The toolkit is intended for any organization, including government ministries, local government entities, civil society organizations, and private sector enterprises involved with peace and stabilization programming. The authors developed the toolkit to allow users to apply the material to the cultural, political, and geographic context they are operating within.  

“Although grounded in the realities of implementing peacebuilding and stabilization activities in Mali, the toolkit’s strength lies in its flexibility. Irrespective of geography, the methodology provides a blueprint for developing solutions to a diverse array of conflict and stabilization issues.” Todd Diamond, a contributing author to the toolkit and director at Chemonics International. 

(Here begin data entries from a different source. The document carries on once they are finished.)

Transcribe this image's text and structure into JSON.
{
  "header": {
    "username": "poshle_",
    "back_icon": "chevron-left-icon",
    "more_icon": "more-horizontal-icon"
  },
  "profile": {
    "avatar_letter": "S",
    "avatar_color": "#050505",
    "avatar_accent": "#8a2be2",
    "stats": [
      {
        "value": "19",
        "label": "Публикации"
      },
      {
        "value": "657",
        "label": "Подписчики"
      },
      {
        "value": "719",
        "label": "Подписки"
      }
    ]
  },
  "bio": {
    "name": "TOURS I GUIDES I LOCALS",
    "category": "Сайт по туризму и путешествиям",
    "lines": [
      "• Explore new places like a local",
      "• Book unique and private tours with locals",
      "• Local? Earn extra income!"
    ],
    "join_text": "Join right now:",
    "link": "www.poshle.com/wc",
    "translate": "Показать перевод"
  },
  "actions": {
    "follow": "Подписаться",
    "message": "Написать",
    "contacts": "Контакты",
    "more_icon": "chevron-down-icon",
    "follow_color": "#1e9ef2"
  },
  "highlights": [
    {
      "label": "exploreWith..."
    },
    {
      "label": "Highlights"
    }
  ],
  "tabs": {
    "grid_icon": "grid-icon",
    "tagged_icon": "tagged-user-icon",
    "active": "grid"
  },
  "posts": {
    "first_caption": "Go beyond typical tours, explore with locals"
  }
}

The Authors and Genesis of the Report 

The Elite Bargains and Political Deals Toolkit was written by Todd Diamond, project director on the Mali AT-PECIC project, Jaclyn Grace, project manager on the Mali AT-PECIC project, and Daniel Emory, project manager on the AT-PECIC project. Technical contributions were provided by Michael Shaw and Karana Olivier. 

The Elite Bargains and Political Deals Toolkit would not have been possible without the immensely valuable contributions of experts in the field of EBPD theory. Gratitude and credit go to the UK Government’s Stabilisation Unit, in particular the authors of its EBPD paper, Christine Cheng of King’s College London, and Jonathan Goodhand and Patrick Meehan, both of SOAS University of London. Thanks also to Jenny Jones and Mahamane Djitteye of the Sahel Conflict, Stability and Security Fund for their support.